On Monday, the Clay County Legislative Delegation heard local concerns in Green Cove Springs, the county seat.
Sen. Rob Bradley, Rep. Travis Cummings, and Rep. Bobby Payne — the three members of the delegation — heard from community advocates, stakeholders, and leaders.
Payne, of course, is new to the Florida Legislature — and has his district split among Clay, Putnam, and Bradford counties. However, all three legislators noted that collaboration among the trio is smooth.
Bradley encouraged attendees to pay attention to committees, as “the cake is pretty much baked” when session begins Mar. 7.

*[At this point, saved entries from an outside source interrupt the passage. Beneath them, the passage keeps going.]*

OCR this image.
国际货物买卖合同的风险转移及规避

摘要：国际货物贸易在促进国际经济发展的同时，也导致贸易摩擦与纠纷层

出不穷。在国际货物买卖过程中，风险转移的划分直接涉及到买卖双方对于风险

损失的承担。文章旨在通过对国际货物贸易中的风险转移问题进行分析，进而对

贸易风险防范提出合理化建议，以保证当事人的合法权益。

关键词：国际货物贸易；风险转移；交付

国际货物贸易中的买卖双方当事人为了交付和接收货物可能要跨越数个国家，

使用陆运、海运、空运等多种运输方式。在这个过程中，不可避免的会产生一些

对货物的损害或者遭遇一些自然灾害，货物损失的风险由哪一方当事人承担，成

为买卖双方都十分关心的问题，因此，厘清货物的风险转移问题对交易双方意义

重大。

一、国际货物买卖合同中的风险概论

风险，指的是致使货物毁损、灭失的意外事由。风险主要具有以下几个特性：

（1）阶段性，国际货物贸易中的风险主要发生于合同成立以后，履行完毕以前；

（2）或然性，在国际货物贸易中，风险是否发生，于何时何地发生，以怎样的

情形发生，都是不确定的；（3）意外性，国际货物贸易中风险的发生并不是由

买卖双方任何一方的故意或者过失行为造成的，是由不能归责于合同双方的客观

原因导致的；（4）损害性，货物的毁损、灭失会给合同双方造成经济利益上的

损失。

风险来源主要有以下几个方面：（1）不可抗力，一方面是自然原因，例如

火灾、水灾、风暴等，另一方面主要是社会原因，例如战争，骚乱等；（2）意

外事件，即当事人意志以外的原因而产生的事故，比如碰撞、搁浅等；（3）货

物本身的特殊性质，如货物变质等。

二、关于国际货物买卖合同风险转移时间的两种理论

Meanwhile, the senator made it clear what the delegation was pushing toward.
“When I sat at this dais four years ago,” Bradley said, “the First Coast Expressway was not on the road to success.”
Now, said Bradley, “it’s getting to the point where that and the Shands Bridge [near] the point of no return.”
Bradley also urged focusing on the Keystone Lakes, rather than ancillary priorities, with a “revenue stream going forward to take care of our needs on the river, and take care of our needs on the lakes” via Amendment 1 funds.
“I’m not going to say we’re going to do it,” Bradley said, “but we’re going to try really hard.”
The First Coast Expressway, the river, and the Keystone Lake chain are “core issues … infrastructure issues,” Bradley said, that could resonate for decades to come.
Bradley, who introduced a bill on behalf of a Lake Okeechobee reservoir — a priority of Senate President Joe Negron — clearly has the long game in mind.
He made it clear that a priority of his was to ensure that everyone was on the same team.
Beyond those big picture issues, major stakeholders had some smaller-picture (though significant) concerns.
Wayne Bolla, chairman of the Clay Board of Commissioners, lauded the delegation for the veterans’ court and the progress on the First Coast Expressway, and asked for $500 million of funding to come through for that purpose and the replacement of the Shands Bridge (a request echoed by Green Cove Springs Mayor Pamela Lewis).
Bolla also lauded Bradley specifically for his bill requesting money for the Keystone Lakes project. He wasn’t alone,
Keystone Heights Mayor Tony Brown noted the city had water issues, including depleted lakes.
“We’d love to have a swimming pool in Keystone. But we’d rather have our lakes back,” Brown said.
The price of this is unknown, but the Keystone Heights city manager noted it would be “expensive.”
Rep. Cummings spoke to the importance of moving Amendment 1 dollars to North Florida projects.
“North Florida hasn’t gotten its fair share,” Cummings noted.
Rep. Payne, meanwhile, will be carrying the companion bill in the Florida House.
“We now have developed that as a team,” Bradley said, “and a game plan to move it forward.”
County departments also had their say.
Clay County Supervisor of Elections Chris Chambless spotlighted his department’s key legislative issue: ERIC, an interstate voter registration program that “provides member states with a list of cross-state matches and in-state updates.”
Chambless noted that 717,000 voters have, according to Pew, moved to Florida but have not updated their records. And 233,000 voters are “outdated” in the files. Duplicate registrations and deceased voters also represent potential systemic glitches.
“We want to clean up the voter registration rolls,” Chambless said.
A second concern: removing personal information from pre-registered voters on the registration rolls. Specifically, he’d like to exempt those under the age of 18 from records retention.
Clay County School Superintendent Addison Davis had a laundry list of projects, in conjunction with other districts, he said.
One issue: “overassessing.”
Davis believes there is too much testing and not enough teacher support for the instruction of basic skills.
Third grade retention, identified by Davis as a “gatekeeper,” is now a state requirement, and should be a “local decision.”
Another issue: a desire to levy up to two mills for capital improvements in the district, especially related to technology needed for 1-to-1 devices and being “competitive with surrounding counties.”
Additionally, Davis wants “funding to create the best experiences and most robust experiences,” to counteract a 10 percent cut in revenue from the state.
“We know the state of Florida is 42nd in the nation,” Davis said, asking for the delegation’s help with getting more funding.
Clay County Clerk of Courts Tara Green said the office is “sinking,” with a “broken” funding model.
Sen. Bradley noted that “I’ve always resisted the idea of looking at how much money you bring in to determine how much you can spend,” with regard to the seeming pressure Green feels to make the office revenue-neutral or turn a profit.